Die Kinder des Hype nehmen sicher manchmal ungewöhnlich Formen an. Gönnen wir den Gadgetfreeks ihre KI-Kunstwerke. Überflüssige Meetings abschaffen? Das könnten wir Menschen selbst, wenn wir nur den Mut hätten, uns die Unnötigkeit des Meetings einzugestehen.
Please unhype this word
Mit der KI lässt sich offenbar jedes Unternehmen aufschließen und Umsatz generieren. Das haben die Berater aller Couleur erkannt. Jedes technische Verfahren läuft heutzutage Gefahr, als „Künstliche Intelligenz“ oder „Machine Learning“ neu gedacht zu werden. Die Schläuche sind neu, der Wein ist alt. Wobei alter Wein ja nicht schlecht sein muss…

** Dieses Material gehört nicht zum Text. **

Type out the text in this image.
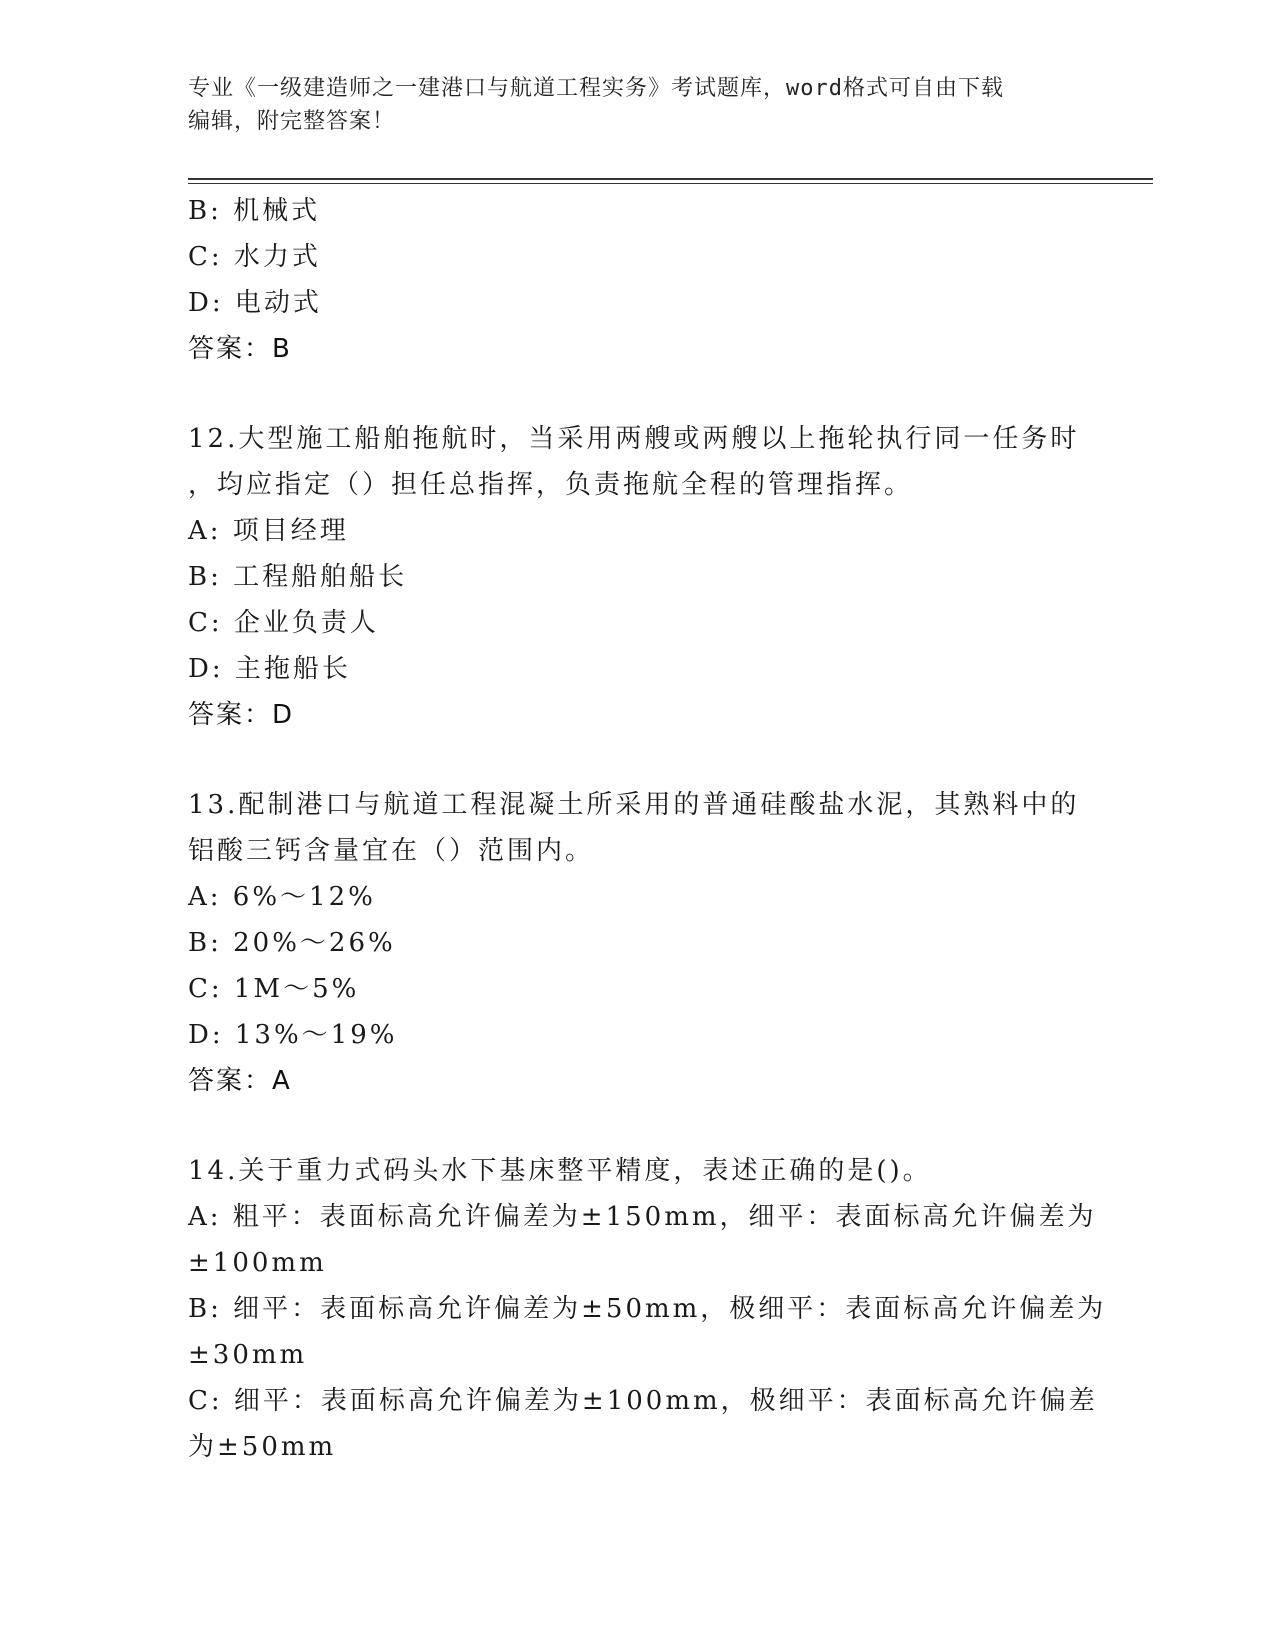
专业《一级建造师之一建港口与航道工程实务》考试题库，word格式可自由下载
编辑，附完整答案！
B: 机械式
C: 水力式
D: 电动式
答案：B
12.大型施工船舶拖航时，当采用两艘或两艘以上拖轮执行同一任务时
，均应指定（）担任总指挥，负责拖航全程的管理指挥。
A: 项目经理
B: 工程船舶船长
C: 企业负责人
D: 主拖船长
答案：D
13.配制港口与航道工程混凝土所采用的普通硅酸盐水泥，其熟料中的
铝酸三钙含量宜在（）范围内。
A: 6%～12%
B: 20%～26%
C: 1M～5%
D: 13%～19%
答案：A
14.关于重力式码头水下基床整平精度，表述正确的是()。
A: 粗平：表面标高允许偏差为±150mm，细平：表面标高允许偏差为
±100mm
B: 细平：表面标高允许偏差为±50mm，极细平：表面标高允许偏差为
±30mm
C: 细平：表面标高允许偏差为±100mm，极细平：表面标高允许偏差
为±50mm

Mein Wunsch wäre es, mehr zwischen tatsächlichen Innovationen und Neuabfüllungen zu unterscheiden. Nachfolgend zwei Beispiele, die mir begegneten.
GPT-3: der AI-Textgenerator kann Texte verfassen
Auf T3N konnte man lesen, dass das Forschungslabor OpenAI seine Private Beta von GPT-3 gestartet hat. GPT-3 ist ein KI-gestützter Textgenerator, den wir schon seit seiner Vorgängerversion auf dem Schirm haben.
Die Frage ist nicht, ob wir unsere Redaktion künftig durch Maschinen ersetzen wollen. Die Frage ist eher, ob man einen perfekten Text (so liefert ihn unsere Redaktion täglich) nicht mechanisch vervielfältigen lassen kann.
Wo benötigt man dies? Zum Beispiel bei einer Seeding-Kampagne, welche über z.B. zehn Online-Magazine ausgerollt wird. Der gleiche Inhalt wird dann zehn Mal benötigt, muss jedoch stets neu verfasst werden.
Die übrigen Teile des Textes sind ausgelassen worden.